Un plato típico, un precio unificado
Cada sancocho tendrá un valor unificado de $30.000, sin importar la carpa donde se compre. Se trata de una apuesta por democratizar el acceso a esta delicia criolla y garantizar que todos puedan disfrutar sin confusiones ni sorpresas. Los aromas empezarán a sentirse desde temprano, tipo 10 de la mañana y la fiesta se extenderá hasta las 10 de la noche.

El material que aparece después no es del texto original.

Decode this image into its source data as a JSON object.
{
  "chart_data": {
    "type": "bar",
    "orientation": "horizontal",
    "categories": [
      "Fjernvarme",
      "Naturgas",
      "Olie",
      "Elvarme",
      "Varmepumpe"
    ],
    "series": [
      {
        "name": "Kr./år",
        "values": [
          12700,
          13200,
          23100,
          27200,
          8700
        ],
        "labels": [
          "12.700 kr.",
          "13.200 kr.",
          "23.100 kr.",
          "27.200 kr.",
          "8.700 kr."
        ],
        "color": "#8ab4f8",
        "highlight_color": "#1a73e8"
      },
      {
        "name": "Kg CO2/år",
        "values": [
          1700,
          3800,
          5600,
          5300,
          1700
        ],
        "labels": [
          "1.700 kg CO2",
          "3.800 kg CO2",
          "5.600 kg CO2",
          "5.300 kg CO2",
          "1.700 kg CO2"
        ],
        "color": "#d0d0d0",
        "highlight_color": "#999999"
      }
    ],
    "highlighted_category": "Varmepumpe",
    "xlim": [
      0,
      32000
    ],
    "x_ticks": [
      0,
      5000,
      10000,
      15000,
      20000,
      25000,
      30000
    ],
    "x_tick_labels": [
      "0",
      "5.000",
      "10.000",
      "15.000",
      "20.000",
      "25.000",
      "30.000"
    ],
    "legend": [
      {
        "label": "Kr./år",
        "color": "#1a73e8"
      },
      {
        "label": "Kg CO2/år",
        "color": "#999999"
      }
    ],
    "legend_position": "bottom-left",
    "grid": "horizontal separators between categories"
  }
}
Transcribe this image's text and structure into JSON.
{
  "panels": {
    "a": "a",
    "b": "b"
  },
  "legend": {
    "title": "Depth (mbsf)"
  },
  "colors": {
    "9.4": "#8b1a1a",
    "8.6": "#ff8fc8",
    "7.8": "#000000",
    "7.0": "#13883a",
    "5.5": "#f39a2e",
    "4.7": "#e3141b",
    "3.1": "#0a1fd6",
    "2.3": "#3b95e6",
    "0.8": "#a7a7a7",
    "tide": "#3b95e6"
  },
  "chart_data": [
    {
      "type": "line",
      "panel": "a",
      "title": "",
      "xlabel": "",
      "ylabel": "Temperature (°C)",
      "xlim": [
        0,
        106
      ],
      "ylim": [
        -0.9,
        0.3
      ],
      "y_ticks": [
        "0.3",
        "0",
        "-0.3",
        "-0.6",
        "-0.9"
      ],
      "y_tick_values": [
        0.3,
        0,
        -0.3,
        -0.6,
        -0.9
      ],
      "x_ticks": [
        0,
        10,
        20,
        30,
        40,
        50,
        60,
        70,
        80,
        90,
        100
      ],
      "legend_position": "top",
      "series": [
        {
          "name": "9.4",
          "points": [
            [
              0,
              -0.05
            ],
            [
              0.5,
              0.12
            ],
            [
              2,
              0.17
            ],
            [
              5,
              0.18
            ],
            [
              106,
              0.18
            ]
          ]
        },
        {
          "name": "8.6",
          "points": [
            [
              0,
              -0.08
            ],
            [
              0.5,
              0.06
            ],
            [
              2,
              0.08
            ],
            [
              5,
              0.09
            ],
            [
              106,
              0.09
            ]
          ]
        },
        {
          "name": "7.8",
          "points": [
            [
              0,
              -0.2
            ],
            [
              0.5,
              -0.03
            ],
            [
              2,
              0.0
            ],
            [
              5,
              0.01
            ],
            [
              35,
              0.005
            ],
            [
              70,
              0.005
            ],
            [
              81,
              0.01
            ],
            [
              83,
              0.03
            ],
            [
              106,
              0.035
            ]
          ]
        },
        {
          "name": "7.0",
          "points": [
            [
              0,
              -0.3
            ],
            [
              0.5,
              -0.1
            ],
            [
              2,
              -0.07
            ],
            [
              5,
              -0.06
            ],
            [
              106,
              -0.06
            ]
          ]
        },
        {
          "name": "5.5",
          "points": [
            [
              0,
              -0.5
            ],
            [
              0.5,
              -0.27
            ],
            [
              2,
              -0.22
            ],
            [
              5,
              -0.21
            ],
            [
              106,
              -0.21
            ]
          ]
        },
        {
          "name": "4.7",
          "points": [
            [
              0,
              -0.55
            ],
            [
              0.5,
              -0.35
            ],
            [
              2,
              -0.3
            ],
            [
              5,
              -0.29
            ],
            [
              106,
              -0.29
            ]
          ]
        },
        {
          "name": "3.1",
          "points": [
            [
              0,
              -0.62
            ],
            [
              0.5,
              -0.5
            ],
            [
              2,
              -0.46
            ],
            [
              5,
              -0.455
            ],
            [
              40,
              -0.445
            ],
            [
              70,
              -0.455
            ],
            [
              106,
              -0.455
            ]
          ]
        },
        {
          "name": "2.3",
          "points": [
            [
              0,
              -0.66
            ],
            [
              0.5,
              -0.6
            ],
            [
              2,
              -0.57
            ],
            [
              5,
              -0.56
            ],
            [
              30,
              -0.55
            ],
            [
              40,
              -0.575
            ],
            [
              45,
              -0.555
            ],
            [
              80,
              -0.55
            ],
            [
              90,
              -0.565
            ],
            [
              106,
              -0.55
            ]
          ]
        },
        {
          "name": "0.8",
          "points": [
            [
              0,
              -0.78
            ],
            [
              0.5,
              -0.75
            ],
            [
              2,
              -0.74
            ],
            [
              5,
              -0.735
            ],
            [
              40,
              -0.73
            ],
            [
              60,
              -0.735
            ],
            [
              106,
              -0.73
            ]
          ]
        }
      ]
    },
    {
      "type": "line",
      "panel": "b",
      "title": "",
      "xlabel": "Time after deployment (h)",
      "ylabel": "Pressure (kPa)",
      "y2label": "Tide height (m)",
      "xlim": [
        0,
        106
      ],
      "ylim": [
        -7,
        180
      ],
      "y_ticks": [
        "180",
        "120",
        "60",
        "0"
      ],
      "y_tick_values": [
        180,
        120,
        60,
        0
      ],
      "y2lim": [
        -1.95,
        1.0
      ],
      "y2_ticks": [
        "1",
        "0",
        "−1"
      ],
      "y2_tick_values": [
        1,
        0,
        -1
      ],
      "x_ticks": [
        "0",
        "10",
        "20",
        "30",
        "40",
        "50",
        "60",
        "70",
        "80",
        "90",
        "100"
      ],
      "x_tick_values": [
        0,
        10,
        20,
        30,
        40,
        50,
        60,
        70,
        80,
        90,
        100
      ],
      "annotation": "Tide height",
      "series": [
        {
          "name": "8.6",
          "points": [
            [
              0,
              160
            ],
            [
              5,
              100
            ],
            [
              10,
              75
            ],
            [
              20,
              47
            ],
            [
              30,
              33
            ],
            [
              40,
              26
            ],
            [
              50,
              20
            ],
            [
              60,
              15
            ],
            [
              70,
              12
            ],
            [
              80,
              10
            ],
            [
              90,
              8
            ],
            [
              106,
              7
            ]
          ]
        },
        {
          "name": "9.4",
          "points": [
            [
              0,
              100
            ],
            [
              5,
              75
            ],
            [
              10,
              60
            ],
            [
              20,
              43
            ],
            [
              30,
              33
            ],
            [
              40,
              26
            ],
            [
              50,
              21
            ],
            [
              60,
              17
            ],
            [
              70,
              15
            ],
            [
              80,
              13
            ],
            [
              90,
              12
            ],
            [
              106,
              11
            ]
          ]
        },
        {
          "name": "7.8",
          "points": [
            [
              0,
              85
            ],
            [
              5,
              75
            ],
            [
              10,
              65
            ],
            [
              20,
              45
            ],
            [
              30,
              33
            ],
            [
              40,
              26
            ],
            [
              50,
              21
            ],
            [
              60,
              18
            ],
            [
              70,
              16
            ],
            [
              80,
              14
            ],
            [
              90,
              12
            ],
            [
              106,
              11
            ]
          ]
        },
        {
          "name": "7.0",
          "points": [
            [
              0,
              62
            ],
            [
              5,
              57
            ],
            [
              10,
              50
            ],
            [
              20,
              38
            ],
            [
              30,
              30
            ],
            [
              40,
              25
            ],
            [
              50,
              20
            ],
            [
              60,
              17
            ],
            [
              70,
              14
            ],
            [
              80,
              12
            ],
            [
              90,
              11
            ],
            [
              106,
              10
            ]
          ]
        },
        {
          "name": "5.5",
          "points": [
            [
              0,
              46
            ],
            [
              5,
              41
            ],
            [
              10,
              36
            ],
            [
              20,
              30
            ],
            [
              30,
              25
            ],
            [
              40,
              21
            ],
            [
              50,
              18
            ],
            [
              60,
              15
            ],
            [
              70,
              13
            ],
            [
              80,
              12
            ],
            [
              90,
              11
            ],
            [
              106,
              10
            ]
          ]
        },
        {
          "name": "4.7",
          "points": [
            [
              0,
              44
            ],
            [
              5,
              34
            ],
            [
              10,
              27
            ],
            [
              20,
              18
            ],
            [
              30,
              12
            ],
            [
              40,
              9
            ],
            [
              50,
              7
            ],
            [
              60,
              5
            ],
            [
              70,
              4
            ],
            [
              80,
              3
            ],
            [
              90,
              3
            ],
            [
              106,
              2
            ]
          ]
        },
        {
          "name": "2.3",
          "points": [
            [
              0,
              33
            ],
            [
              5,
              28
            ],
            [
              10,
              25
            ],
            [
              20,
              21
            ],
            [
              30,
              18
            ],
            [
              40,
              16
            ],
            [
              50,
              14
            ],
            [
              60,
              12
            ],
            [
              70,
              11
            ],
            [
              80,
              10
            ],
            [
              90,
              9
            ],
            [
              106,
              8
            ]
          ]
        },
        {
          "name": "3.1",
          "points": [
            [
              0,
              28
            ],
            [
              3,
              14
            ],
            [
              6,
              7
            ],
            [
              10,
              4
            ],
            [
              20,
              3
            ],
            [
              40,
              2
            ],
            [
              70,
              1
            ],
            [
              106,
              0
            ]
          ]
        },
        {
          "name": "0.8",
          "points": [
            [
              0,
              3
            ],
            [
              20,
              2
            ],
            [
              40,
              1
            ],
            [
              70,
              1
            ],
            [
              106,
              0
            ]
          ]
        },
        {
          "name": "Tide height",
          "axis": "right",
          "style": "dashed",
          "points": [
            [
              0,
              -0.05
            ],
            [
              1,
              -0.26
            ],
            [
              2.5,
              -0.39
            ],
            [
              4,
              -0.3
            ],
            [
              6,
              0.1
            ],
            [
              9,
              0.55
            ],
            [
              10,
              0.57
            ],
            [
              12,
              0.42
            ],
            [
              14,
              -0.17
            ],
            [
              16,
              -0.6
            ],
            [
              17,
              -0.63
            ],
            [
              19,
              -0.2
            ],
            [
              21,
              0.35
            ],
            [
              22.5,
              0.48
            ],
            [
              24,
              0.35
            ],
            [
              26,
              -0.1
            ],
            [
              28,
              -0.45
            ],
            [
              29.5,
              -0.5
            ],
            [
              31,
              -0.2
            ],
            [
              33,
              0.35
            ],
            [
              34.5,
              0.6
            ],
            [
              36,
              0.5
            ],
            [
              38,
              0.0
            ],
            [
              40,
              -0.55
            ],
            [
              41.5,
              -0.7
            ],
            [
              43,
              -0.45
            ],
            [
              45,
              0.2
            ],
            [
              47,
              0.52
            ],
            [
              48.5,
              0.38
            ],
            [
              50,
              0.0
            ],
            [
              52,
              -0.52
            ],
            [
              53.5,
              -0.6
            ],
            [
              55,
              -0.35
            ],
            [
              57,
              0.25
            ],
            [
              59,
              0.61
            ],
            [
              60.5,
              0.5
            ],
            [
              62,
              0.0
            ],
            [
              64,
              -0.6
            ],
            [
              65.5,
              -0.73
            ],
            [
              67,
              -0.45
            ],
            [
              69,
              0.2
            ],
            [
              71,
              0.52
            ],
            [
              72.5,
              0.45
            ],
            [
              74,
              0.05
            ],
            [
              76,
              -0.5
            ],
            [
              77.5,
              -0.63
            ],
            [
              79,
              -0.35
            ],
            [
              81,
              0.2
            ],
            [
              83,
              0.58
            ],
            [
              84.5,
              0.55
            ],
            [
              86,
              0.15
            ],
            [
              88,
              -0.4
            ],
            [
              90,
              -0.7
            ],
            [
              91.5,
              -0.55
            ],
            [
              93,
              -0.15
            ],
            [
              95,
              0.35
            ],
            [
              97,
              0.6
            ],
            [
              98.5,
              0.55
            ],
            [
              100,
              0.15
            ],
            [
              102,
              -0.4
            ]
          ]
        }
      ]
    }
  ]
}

Llegue con su recipiente y baje el impacto ambiental
Una de las grandes apuestas del Festival de Sancochos de este año es reducir al máximo los residuos. Por eso, se invita de manera enfática a quienes asistan, a subir con coca, recipiente reutilizable o loza, para consumir allí mismo el sancocho o llevarlo.
La idea es decirle no al icopor y a los utensilios de un solo uso. Cada persona que lleve su recipiente estará haciendo una contribución concreta al medio ambiente y al bienestar colectivo. El sabor también puede ser sostenible y es fácil, sólo decidir hacerlo.

Transporte público: la mejor opción
Debido a la alta afluencia de visitantes, se recomienda utilizar el transporte público, para lo cual nuestra empresa Trasancoop tendrá a disposición toda su flota de vehículos. Aunque habrá parqueaderos disponibles, la capacidad vial del corregimiento es limitada y el tráfico podría colapsar, tal como ha ocurrido en años anteriores. Así que lo mejor es subir en bus o compartir vehículo.

Música, tablado y pura alegría
Además del sancocho, el ambiente estará cargado de buena energía. Habrá tablado, música en vivo y animación durante todo el día, lo que garantiza que la jornada sea una fiesta total. El evento no solo busca resaltar la tradición gastronómica antioqueña, sino también fortalecer el sentido comunitario y la cultura campesina.

Un festival con sabor a territorio
Santa Elena no solo es cuna de silleteros, sino también de tradiciones que se cocinan a fuego lento. Este festival es una excusa perfecta para visitar el corregimiento, apoyar a sus comunidades y vivir una experiencia completa: naturaleza, cultura, comida típica y responsabilidad ambiental.
Así que ya lo sabe: este domingo, suba con su coca, deje el carro en casa y prepárese para disfrutar un sancocho con sabor a conciencia ambiental.